The wide-ranging report considers key aspects of curriculum implementation, and is published alongside a plan to undertake a rigorous and transparent evaluation of the curriculum and assessment reforms over time and the extent to which they are having the desired impact for all learners.
An introduction to the annual report from Jeremy Miles, Minister for Education and Welsh Language, sets the scene:
‘The last academic year has been a landmark in terms of our curriculum reforms. In the short time since the Curriculum for Wales was introduced in the majority of schools and funded non-maintained nursery settings last September, we are already starting to see reports of some of the benefits we expect the new curriculum to bring. It is still early days, yet there are some early and encouraging signs.
This second annual report provides an outline of the progress being made across our education system, areas where further focus is necessary, and priorities for support as we head into the 2023 to 2024 academic year; a year when all schools and settings will be using the Curriculum for Wales. It also includes a wide range of links and additional information to help draw together some of the key aspects of our reforms, and how they are supporting us realise our ambitions together.
I recognise that the last year has been a challenging time for staff across schools and settings with budget constraints, as well as well-being pressures for both practitioners and learners manifesting in industrial action and lower attendance. I also appreciate the scale of the task and work still in train. I am clear that curriculum reform is a journey which requires government support, and the support of various stakeholder organisations.
Over the last year I have been impressed by the schools and settings I have seen using curriculum reform as the catalyst to focus more on the needs of their particular learners and communities. Through this focus, and working in clusters and across Wales, we are collectively raising the aspirations and standards of learning. Estyn are seeing generally good progress, and early insights research highlights that school leaders are, among other things, taking the opportunity to improve equity and inclusivity for their learners and optimise the parallel implementation of ALN reform.
As I publish this 2023 annual report, I am also separately publishing our Curriculum for Wales evaluation plan. That will provide the necessary full formative evaluation of key elements of the curriculum we need to be able to assess what has worked, and to also guide us system-wide on future improvement.

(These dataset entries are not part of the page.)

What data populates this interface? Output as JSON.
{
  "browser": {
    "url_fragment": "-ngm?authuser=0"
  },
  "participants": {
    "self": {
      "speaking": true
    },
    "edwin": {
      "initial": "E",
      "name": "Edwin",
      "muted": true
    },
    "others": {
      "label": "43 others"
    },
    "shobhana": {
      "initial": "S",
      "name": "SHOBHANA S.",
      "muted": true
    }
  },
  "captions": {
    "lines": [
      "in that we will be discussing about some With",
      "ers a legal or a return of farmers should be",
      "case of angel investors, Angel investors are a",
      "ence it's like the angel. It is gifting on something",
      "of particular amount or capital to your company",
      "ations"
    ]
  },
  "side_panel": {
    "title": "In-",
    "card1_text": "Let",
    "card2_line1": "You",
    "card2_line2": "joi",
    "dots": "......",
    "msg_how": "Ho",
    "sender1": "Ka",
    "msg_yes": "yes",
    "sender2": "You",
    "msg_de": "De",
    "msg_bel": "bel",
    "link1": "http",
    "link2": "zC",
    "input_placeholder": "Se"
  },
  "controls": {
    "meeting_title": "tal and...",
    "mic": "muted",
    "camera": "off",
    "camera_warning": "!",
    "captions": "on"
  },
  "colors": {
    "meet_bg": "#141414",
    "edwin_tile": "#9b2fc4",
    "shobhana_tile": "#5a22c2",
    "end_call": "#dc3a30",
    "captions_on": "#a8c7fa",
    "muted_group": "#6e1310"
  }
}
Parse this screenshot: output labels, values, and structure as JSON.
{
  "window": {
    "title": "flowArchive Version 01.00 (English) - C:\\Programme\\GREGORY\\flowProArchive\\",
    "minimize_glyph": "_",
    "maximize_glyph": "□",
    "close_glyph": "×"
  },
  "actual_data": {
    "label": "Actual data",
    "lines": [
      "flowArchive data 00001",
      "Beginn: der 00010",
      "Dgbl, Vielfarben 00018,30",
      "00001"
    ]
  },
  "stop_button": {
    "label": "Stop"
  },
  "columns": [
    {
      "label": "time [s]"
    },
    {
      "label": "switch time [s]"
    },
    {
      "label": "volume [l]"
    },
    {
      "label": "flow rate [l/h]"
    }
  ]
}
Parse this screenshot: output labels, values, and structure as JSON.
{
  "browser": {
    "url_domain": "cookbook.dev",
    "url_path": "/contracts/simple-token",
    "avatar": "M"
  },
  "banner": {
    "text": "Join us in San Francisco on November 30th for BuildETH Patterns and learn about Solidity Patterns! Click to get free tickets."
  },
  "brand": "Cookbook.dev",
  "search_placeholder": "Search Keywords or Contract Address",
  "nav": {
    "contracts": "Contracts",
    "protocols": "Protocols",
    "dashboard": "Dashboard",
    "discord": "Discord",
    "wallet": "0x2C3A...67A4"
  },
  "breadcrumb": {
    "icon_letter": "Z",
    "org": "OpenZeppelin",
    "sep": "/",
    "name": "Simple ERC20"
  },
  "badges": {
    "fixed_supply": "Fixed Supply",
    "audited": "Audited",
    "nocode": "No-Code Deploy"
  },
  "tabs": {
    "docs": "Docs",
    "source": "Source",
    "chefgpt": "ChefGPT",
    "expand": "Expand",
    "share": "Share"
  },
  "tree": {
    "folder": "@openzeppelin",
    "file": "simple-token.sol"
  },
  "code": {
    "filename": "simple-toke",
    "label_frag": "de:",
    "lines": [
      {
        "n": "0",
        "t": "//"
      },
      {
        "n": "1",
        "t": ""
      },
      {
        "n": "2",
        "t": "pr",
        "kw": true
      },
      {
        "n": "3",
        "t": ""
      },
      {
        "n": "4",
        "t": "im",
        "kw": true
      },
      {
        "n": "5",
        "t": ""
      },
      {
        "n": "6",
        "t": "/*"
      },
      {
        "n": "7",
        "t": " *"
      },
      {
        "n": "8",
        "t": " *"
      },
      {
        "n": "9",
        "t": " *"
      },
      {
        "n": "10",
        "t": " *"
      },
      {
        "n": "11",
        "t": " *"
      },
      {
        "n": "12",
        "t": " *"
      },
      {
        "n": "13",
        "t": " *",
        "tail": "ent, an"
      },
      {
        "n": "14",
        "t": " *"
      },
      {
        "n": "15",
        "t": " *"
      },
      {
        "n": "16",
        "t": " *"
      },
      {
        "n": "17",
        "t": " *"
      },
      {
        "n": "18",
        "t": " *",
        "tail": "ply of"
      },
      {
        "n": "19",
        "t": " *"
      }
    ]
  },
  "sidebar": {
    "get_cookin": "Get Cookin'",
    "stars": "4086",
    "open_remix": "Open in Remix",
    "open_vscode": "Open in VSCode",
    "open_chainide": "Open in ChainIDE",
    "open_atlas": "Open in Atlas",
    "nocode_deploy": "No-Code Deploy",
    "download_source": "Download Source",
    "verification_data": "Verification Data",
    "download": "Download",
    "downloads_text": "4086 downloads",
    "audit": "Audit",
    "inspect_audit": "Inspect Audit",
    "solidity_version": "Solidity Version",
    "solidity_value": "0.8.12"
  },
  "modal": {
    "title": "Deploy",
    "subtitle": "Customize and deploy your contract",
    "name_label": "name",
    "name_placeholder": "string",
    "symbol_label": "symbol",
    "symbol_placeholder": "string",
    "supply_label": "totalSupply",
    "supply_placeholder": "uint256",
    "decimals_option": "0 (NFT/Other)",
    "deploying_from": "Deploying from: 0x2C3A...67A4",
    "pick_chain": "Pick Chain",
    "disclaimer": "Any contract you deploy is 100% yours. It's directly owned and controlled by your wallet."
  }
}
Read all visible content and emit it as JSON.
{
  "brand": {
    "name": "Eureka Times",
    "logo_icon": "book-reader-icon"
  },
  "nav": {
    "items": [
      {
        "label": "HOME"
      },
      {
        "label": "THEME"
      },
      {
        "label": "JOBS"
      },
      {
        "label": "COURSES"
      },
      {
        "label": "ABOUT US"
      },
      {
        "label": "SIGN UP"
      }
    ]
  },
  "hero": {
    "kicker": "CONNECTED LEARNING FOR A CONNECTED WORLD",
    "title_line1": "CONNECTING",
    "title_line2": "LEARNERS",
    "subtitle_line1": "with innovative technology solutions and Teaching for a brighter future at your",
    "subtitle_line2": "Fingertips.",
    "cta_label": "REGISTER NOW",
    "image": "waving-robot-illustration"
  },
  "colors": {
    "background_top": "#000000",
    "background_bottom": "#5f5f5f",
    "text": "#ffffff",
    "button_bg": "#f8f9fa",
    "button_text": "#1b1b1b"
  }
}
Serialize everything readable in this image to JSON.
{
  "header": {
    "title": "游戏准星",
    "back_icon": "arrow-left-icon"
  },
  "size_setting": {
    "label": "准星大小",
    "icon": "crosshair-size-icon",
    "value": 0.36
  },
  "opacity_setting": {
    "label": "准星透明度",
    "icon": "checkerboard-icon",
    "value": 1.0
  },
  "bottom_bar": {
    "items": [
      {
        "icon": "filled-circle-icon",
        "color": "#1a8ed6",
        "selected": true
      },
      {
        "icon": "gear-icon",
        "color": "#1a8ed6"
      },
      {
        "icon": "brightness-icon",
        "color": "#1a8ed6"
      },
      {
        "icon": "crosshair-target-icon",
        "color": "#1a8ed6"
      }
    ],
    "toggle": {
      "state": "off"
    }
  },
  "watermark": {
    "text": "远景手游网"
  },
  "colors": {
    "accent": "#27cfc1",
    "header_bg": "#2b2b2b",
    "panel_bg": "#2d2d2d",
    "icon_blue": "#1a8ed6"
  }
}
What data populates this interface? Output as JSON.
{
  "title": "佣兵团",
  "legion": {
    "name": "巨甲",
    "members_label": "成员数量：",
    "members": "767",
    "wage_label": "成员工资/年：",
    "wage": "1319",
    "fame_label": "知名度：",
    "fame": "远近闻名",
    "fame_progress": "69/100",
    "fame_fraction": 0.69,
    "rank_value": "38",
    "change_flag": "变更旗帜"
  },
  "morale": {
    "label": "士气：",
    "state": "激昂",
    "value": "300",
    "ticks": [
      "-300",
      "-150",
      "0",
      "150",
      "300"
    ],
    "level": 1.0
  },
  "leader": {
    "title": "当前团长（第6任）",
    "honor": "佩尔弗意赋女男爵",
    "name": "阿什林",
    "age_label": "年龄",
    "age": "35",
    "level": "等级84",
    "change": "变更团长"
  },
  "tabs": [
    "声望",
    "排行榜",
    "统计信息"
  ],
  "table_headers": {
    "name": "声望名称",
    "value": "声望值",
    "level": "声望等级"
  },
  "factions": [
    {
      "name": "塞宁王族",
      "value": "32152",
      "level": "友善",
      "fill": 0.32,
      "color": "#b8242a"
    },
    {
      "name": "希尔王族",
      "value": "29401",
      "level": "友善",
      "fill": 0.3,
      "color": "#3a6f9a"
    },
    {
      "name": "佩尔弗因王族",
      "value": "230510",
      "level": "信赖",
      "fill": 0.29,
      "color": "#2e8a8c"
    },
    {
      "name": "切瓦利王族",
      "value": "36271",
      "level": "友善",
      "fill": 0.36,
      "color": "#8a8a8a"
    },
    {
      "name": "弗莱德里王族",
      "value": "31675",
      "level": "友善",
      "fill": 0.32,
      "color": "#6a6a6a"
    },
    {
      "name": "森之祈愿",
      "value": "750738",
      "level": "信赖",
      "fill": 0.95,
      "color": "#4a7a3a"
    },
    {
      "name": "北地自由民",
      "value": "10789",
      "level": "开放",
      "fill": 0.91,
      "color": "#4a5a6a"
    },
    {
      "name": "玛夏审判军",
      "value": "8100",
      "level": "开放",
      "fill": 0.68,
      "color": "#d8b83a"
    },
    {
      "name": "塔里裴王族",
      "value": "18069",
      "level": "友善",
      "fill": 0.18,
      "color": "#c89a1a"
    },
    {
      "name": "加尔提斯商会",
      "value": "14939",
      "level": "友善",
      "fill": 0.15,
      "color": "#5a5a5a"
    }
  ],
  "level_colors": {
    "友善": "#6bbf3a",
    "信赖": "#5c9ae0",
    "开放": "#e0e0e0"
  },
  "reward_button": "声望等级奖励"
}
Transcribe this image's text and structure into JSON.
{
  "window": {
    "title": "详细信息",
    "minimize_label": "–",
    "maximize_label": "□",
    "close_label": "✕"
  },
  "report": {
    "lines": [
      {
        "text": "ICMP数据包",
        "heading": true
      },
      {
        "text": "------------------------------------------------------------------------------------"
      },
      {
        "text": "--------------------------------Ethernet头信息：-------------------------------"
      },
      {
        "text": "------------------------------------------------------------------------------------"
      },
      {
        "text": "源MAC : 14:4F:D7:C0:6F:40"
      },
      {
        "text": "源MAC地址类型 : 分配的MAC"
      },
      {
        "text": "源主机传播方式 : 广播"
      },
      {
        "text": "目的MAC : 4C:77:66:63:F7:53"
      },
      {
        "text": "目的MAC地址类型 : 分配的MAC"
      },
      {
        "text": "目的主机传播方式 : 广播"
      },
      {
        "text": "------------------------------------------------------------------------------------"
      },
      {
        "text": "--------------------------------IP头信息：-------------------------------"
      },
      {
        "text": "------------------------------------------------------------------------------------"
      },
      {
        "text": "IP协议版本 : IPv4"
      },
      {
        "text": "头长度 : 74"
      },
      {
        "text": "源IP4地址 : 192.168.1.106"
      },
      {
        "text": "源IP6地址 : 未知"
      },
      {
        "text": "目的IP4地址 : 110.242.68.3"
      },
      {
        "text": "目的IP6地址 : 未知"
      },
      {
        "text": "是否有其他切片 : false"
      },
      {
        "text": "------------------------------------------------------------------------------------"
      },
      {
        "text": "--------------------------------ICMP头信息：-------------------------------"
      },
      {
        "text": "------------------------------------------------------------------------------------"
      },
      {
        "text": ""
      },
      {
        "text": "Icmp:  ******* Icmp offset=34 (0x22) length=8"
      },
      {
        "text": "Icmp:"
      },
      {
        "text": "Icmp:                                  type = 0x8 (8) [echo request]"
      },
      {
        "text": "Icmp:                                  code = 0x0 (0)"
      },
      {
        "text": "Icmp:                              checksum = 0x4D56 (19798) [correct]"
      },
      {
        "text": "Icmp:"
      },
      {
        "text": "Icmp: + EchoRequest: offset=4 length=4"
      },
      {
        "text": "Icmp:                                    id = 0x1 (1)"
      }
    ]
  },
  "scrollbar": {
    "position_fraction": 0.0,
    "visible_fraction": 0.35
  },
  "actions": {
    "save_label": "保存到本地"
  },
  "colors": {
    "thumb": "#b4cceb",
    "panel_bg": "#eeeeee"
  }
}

Underpinning the development and roll-out of the Curriculum for Wales has always been co-construction and collaboration, including through our National Network. A self-improving system and a shared understanding of progression cannot work without collaboration. As we move forward together, it remains critical for us and our partners to provide the space, time and support for school staff to work together to bring to life the best curricula for all our children and young people.
I am delighted with the progress schools and settings have made so far and would like to take this opportunity to thank all staff across our education system for their relentless drive to improve the learning experiences of all our children and young people.’